Faktor risiko untuk hasil yang parah adalah pasien dengan asma, penyakit paru
obstruktif kronik, dan interstitial lung disease. Pasien dengan kondisi ini mungkin
mengalami reaksi subakut jika mereka telah menerima pengobatan awal dengan
antihistamin dan steroid. Pasien dengan penyakit jantung dan hipertensi, yang
menggunakan alpha-blockers, beta-blockers, ACE inhibitors mungkin memerlukan
dosis epinefrin yang lebih besar untuk mengobati anafilaksis2.
H. Komplikasi
Anafilaksis jika tidak ditangani segera dapat mengakibatkan kematian dalam
hitungan menit. Dari 164 kasus anafilaksis berat, interval waktu rata-rata antara
timbulnya gejala dan henti napas atau henti jantung adalah 5 menit untuk anafilaksis
iatrogenik. Penelitian ini juga menunjukkan bahwa gejala mulai muncul dalam waktu
15 menit untuk sengatan racun serangga dan 30 menit untuk reaksi yang disebabkan
oleh makanan. Kegagalan untuk mengenali dan mengobati dengan cepat dan tepat
dengan epinefrin dapat menyebabkan gangguan jantung, peredaran darah, dan
pernapasan. Pasien dengan komorbiditas yang mendasari seperti penyakit jantung
9
dapat berisiko mengalami komplikasi dari pengobatan. Pasien-pasien ini harus
menerima terapi karena risiko efek samping dari anafilaksis juga mungkin terjadi.

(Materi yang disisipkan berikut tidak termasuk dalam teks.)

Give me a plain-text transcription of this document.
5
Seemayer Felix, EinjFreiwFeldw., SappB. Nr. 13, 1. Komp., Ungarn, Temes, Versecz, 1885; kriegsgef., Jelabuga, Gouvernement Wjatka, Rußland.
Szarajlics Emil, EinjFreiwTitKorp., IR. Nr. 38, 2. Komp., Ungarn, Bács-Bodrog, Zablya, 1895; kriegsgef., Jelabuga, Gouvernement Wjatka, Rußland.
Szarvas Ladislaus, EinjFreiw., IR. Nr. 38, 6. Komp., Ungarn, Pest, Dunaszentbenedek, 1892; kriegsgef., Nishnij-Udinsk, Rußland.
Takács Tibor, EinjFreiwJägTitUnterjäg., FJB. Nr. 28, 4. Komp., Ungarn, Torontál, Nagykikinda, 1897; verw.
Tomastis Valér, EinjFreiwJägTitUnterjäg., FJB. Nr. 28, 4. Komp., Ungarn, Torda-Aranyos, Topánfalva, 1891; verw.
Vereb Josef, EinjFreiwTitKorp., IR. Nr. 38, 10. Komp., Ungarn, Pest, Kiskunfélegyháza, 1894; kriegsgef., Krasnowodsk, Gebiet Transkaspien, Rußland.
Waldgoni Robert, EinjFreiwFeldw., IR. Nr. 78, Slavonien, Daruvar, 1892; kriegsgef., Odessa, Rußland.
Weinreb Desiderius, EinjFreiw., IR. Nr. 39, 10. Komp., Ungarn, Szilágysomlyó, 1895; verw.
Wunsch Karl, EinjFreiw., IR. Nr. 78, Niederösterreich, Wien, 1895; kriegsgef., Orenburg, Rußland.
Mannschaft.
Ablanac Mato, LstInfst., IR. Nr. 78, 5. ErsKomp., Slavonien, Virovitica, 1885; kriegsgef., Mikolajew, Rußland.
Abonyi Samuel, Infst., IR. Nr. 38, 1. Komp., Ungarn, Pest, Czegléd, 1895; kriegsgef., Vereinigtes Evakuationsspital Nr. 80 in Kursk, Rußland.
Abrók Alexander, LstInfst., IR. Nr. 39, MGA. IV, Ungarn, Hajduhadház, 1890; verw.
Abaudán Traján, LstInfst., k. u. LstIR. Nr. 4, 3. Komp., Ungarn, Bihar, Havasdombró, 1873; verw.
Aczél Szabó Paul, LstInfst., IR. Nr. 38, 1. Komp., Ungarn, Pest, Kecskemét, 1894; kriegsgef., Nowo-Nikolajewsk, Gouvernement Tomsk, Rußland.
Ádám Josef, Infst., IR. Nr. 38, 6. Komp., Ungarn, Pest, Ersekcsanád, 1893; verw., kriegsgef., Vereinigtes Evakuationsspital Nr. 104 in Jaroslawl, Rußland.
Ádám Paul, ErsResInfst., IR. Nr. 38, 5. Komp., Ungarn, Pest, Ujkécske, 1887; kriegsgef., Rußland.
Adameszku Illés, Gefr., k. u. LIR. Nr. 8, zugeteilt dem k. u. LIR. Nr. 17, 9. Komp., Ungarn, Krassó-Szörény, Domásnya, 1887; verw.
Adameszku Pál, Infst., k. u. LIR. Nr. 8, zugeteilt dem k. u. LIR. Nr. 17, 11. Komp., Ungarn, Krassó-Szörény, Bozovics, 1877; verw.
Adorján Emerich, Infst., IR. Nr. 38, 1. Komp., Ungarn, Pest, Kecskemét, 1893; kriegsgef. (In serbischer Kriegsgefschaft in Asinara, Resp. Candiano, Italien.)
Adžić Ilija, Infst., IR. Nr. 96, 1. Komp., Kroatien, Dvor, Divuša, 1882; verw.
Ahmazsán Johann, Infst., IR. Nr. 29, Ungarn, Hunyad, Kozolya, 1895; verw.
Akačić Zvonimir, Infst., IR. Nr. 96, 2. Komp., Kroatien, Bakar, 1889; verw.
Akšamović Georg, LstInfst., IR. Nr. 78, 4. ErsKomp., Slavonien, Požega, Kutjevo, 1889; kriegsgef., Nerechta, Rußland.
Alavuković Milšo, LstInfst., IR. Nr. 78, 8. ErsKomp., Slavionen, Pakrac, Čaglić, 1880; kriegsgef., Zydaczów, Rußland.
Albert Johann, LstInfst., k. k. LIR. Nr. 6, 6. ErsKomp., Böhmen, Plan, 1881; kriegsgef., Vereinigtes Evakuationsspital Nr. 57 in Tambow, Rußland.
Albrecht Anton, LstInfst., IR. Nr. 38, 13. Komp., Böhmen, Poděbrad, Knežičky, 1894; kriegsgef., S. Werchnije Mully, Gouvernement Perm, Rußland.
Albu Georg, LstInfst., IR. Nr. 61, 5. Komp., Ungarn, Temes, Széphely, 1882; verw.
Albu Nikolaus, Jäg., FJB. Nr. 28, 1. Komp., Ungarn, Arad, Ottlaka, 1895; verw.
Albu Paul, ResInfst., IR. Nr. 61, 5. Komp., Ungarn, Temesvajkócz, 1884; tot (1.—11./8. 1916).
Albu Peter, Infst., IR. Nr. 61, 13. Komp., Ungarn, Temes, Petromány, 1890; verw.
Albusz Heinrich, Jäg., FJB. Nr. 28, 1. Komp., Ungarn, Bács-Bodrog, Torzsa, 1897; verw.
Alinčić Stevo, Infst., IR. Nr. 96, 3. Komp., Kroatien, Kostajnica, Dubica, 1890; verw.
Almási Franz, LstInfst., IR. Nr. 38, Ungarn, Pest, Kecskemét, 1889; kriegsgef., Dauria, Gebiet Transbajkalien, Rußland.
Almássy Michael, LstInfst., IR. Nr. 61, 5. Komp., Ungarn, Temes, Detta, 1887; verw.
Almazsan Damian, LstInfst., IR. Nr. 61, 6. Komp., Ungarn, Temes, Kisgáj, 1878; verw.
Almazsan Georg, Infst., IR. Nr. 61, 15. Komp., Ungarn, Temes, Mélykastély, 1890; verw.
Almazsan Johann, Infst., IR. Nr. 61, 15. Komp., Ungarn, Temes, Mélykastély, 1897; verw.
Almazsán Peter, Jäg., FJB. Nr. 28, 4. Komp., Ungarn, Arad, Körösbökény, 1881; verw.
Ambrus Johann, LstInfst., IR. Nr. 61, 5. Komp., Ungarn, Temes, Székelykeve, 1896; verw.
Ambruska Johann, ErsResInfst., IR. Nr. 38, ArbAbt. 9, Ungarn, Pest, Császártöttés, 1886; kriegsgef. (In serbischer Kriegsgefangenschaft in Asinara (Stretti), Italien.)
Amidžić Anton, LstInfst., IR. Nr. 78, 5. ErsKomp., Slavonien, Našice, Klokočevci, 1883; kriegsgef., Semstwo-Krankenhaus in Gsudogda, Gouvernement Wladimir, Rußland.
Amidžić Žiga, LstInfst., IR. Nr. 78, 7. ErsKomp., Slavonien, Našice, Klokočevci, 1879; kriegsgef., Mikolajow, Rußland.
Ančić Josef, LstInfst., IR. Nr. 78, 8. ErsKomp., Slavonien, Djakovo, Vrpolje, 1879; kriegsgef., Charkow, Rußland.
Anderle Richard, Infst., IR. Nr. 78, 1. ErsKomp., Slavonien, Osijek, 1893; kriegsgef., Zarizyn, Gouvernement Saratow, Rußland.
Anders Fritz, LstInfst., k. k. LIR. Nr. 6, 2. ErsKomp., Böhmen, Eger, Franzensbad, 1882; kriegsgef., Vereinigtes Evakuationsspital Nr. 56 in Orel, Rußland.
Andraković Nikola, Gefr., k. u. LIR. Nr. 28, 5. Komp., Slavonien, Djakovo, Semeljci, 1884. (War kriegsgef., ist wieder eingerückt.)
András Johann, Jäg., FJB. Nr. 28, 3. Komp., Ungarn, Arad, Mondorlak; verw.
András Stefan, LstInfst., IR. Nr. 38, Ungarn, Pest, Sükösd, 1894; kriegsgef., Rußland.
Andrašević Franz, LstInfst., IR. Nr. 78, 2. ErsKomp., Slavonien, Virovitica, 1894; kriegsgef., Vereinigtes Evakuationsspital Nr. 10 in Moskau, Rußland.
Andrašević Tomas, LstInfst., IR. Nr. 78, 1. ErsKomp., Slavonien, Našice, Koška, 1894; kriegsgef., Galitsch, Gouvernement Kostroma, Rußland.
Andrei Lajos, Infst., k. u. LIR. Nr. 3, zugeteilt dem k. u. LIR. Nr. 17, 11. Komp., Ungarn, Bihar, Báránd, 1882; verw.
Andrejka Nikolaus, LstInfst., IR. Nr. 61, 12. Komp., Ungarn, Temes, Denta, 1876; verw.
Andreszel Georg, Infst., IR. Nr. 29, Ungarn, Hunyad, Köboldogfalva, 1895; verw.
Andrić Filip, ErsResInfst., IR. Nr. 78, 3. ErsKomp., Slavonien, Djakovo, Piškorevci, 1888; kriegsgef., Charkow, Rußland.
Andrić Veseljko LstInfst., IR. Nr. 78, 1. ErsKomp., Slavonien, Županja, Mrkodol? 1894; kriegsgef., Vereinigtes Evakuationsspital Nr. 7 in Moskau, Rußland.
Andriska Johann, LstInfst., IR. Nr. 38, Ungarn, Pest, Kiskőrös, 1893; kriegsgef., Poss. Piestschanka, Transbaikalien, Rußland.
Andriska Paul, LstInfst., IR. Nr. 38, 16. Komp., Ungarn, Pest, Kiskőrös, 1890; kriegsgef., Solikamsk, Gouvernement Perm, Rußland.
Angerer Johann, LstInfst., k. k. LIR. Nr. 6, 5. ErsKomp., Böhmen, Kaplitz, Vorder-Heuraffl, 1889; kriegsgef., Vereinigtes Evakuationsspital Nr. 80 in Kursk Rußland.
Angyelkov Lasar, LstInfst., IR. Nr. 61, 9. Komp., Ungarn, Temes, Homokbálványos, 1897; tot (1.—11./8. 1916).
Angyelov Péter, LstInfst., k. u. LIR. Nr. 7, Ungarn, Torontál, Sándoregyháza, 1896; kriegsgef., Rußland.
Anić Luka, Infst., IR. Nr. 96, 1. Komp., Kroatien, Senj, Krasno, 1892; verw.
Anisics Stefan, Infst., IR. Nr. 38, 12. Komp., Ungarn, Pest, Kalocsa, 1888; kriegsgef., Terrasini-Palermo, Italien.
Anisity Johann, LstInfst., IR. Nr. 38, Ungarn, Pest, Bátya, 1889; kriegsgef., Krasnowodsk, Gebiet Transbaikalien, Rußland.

Pencegahan komplikasi dari pasien dengan komorbid memerlukan antisipasi dan
respons yang tepat. Perlindungan jalan napas untuk kasus asma berat atau penyakit
paru obstruktif kronik (PPOK) mungkin diperlukan2.
IV. KESIMPULAN
Penggunaan produk perawatan sehari-hari dapat menjadi antigen perangsang
timbulnya alergi. Fragrance sebagai salah satu produk perawatan sehari-hari juga
berpengaruh terhadap reaksi alergi yang dapat timbul pada tubuh. pencegahan utama
yakni menghindari pencetus utama dari alergi. Penggunaan produk perawatan sehari-hari
tetap dapat digunakan dengan batas kadar tertentu.